Review
Movies / Feb. 11, 2007 at 11:57 pm

A review of The Messengers

By Melissa Tussing

The Messengers, the American film debut for twin brothers Danny and Oxide Pang, is a copy-cat horror film with too much emotion and internal conflict for its own good.

The film stars Kristin Stewart as Jess, a teenage girl who moves to North Dakota with her family after she makes an unforgivable mistake back home in Chicago. Kristin’s father starts up a sunflower farm to deal with the family’s financial problems, but the real trouble begins as her three-year-old brother Ben starts seeing paranormal figures roaming the house. Jess notices his behavior and becomes the target for almost-daily ghost attacks. When neither of her parents believe her, Jess decides to solve the mystery herself and save her family before it’s too late.

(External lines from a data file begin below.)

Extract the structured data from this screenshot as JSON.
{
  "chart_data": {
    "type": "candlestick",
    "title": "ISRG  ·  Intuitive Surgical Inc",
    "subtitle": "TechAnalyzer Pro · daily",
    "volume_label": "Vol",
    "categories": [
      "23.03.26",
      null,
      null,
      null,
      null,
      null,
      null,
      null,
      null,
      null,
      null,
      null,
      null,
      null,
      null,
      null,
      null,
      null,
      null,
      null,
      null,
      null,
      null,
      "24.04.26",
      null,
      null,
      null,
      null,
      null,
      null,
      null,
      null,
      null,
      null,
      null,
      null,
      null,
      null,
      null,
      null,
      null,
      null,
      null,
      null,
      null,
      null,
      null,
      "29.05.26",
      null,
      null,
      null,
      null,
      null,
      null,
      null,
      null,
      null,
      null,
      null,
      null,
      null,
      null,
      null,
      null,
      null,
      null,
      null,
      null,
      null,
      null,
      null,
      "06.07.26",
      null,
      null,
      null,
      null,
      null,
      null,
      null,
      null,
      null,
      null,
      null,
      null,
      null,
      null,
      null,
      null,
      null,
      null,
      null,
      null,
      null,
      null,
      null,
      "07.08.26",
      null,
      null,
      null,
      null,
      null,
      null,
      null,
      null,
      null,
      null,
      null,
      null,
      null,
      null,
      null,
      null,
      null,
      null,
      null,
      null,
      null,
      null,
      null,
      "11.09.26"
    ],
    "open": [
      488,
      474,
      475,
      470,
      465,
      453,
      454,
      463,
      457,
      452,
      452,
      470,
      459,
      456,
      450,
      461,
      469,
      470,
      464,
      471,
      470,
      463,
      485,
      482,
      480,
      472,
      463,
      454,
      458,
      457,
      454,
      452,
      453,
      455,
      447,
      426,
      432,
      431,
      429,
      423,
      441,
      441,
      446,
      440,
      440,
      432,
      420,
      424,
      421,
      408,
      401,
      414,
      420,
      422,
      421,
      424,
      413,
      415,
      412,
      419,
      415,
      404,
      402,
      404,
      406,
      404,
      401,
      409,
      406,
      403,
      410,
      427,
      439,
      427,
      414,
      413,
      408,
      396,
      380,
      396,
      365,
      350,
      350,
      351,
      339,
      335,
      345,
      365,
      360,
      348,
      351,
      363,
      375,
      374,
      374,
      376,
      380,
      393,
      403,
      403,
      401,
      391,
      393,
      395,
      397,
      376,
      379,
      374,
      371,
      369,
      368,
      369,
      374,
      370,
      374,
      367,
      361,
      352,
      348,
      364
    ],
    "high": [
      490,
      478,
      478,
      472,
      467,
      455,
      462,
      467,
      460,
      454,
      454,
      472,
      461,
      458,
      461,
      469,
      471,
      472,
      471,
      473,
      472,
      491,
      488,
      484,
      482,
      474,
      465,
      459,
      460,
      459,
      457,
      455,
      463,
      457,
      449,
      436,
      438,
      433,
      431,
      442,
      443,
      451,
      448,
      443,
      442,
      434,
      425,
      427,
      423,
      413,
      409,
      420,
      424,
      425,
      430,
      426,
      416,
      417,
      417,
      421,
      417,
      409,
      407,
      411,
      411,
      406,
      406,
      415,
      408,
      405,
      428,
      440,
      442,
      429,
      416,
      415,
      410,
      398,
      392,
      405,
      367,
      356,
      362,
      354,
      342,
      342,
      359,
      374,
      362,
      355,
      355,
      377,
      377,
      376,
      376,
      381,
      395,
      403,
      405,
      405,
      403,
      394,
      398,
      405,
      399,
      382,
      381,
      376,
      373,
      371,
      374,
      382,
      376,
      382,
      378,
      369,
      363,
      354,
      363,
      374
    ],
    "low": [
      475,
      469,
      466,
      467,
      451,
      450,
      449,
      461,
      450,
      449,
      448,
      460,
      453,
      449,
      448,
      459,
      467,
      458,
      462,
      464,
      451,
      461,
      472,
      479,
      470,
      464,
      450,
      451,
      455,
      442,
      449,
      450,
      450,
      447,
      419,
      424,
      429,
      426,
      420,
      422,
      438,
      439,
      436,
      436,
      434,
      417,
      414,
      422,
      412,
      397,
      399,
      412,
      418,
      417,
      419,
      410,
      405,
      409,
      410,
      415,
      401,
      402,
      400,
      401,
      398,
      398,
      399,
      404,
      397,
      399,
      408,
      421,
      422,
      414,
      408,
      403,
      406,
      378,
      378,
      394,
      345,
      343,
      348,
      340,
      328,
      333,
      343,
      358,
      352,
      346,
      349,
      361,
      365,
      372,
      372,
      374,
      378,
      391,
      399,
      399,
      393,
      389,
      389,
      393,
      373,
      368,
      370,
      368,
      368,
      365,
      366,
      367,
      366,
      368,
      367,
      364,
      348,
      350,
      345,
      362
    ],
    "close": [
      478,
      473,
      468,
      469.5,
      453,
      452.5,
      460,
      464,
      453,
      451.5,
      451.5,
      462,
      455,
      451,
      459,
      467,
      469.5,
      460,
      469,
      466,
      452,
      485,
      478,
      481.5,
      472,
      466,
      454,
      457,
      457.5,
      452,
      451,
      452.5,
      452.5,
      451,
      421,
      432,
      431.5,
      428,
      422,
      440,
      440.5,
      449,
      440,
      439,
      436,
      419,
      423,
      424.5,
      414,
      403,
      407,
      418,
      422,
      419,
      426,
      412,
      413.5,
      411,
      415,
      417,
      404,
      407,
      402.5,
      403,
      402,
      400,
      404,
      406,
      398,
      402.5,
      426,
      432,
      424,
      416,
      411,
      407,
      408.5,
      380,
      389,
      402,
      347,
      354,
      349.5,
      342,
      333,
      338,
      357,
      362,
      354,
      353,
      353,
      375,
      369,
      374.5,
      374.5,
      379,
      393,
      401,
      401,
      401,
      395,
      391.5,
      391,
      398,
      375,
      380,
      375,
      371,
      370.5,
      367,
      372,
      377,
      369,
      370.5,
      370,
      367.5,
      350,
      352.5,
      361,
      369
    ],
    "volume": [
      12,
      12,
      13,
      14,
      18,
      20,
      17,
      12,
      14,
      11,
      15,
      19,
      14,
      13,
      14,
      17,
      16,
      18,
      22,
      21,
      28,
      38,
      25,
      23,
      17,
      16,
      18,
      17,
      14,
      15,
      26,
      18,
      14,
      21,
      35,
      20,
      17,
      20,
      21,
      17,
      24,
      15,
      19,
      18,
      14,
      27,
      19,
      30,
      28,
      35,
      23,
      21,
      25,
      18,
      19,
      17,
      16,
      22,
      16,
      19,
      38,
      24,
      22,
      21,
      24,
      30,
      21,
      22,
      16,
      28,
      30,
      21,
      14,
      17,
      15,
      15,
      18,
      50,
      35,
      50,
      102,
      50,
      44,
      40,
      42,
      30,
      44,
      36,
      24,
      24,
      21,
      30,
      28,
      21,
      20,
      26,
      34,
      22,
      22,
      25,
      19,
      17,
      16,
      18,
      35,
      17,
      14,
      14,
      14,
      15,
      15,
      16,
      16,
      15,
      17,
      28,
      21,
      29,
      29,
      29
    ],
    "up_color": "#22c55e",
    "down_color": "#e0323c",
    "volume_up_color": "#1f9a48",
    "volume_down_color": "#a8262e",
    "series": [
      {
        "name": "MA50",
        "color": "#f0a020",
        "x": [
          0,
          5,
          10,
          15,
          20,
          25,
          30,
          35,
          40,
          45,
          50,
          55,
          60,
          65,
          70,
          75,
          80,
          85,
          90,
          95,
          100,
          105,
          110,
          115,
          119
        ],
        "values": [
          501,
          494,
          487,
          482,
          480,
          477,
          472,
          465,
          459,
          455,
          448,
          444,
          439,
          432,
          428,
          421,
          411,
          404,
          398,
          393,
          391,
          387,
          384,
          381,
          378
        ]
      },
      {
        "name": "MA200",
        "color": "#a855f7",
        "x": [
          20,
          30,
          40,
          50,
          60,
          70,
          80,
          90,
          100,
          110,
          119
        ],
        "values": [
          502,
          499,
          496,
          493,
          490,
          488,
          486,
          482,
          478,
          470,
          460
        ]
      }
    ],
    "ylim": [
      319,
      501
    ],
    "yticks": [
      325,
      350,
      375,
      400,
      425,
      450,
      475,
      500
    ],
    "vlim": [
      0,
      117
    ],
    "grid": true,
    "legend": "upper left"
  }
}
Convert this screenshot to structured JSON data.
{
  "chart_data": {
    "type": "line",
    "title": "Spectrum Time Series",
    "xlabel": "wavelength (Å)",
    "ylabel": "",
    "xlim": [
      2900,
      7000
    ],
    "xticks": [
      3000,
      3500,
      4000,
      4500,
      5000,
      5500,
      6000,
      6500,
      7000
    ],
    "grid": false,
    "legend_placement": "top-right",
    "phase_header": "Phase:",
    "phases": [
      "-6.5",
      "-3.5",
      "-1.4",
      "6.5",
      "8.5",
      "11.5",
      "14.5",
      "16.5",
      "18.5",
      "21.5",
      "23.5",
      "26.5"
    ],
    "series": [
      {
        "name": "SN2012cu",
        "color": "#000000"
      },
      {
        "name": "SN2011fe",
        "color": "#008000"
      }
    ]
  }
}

the-messengers.jpgDespite the movie’s promise of originality, incorporating the idea that children are more sensitive to the supernatural, The Messengers copies scenes from The Birds, The Amityville Horror, and The Grudge early on. The parallels with other horror films prove to be too much to let The Messengers stand on its own.

Another problem that the cast can’t pull off the drama in the script.

Kristin Stewart in a conference call said she was surprised by the level of emotion required by the movie.

“It was really one of the most emotionally and physically strenuous movies I’ve ever been on and I wasn’t expecting that at all,” Stewart said. “I thought it was going to be sort of a break, sort of a one dimensional horror movie, but it turned out to really not be like that for me.”

All of the performances are dead, with the only exception being the Turner twins who play Ben.

Baffling also is the amount of emotional conflict the movie tries to cover. There are just too many problems for the family to work through, especially when the actors look continually bored on-screen. The father has been unemployed. The mother is a mix of concerned, indifferent and frustrated. Jess is trying to make up for what she did in Chicago. Ben is decidedly mute.

Some redemption comes from the Pang brothers’ art direction, which plays with shadow and light to provide a stark difference between the darkness of the house, the green-toned basement and the bright sunflower farm outside.

Too bad the acting doesn’t come close to matching the drama created by the scenery, and the sunflowers sometimes seem to mock Jess as she runs between her unsympathetic family in the field and the ghosts in the house.